You can paste, view, and edit your data in the far-left tab. Entering data is very similar to using an ordinary spreadsheet application.
The Eureqa application uses a special layout:
You can paste data into cells from many applications that contain spreadsheets such as Microsoft Excel, MATLAB's array editor, or any tab-separated-value text file.
Double-click on a cell to edit its value. You may also enter simple expressions into a cell to generate additional variables. For example, = x + sin(y) will fill the entire column with the numerical result of that expression on each row using the current variable symbols and values.

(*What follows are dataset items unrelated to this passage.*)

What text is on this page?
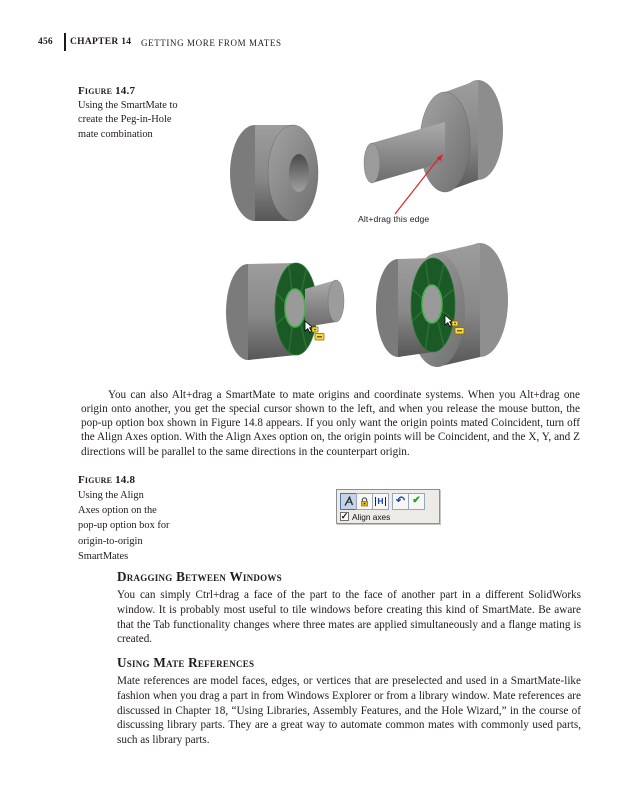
456 CHAPTER 14 GETTING MORE FROM MATES
Figure 14.7
Using the SmartMate to
create the Peg-in-Hole
mate combination
Alt+drag this edge

You can also Alt+drag a SmartMate to mate origins and coordinate systems. When you Alt+drag one origin onto another, you get the special cursor shown to the left, and when you release the mouse button, the pop-up option box shown in Figure 14.8 appears. If you only want the origin points mated Coincident, turn off the Align Axes option. With the Align Axes option on, the origin points will be Coincident, and the X, Y, and Z directions will be parallel to the same directions in the counterpart origin.

Figure 14.8
Using the Align
Axes option on the
pop-up option box for
origin-to-origin
SmartMates
H ↶ ✔
✓ Align axes
Dragging Between Windows

You can simply Ctrl+drag a face of the part to the face of another part in a different SolidWorks window. It is probably most useful to tile windows before creating this kind of SmartMate. Be aware that the Tab functionality changes where three mates are applied simultaneously and a flange mating is created.

Using Mate References

Mate references are model faces, edges, or vertices that are preselected and used in a SmartMate-like fashion when you drag a part in from Windows Explorer or from a library window. Mate references are discussed in Chapter 18, “Using Libraries, Assembly Features, and the Hole Wizard,” in the course of discussing library parts. They are a great way to automate common mates with commonly used parts, such as library parts.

If your data is partitioned into discontinuous parts (e.g., two or more independent time series or experiments), they should be separated by a blank row. This tells the program not to smooth or differentiate across discontinuous data points.
This is an optional step where the Eureqa application can automatically smooth your data.
Smoothing data can greatly improve both the speed and the likelihood of finding accurate solutions with the Eureqa formula search. For a user to decide whether to smooth, they must have enough knowledge about their data to determine whether variables are, in fact, smooth signals combined with noise.
To smooth a variable in Eureqa:
Eureqa picks the best smooth using generalized cross-validation among cubic b-splines. If your data can benefit from more sophisticated pre-processing, you are encouraged to do so in another application of your choice and copy the result into Eureqa by hand.
Here you control what type of formula to search for, and how to search for it.
Search for a formula f( ) such that
Edit this expression to specify the type of relationship you want to model. For example, if you want to model the variable z as a function of x and y, you would enter:
z = f(x, y)
To search for a differential equation, you can use the D(x,y) command. For example, to find an ordinary differential equation for y as a function of y, you could enter:
D(y,t) = f(y)
You may also enter more complex target forms. For example, entering z = f(x) + f(y) indicates that you would like to find a function f that is evaluated on both x and y, then added together to model z.
Fitness metric
This specifies what type of error to measure when comparing and optimizing solutions. For example, you may wish to minimize squared error if your data has normally distributed noise, or logarithmic error if it contains many outliers.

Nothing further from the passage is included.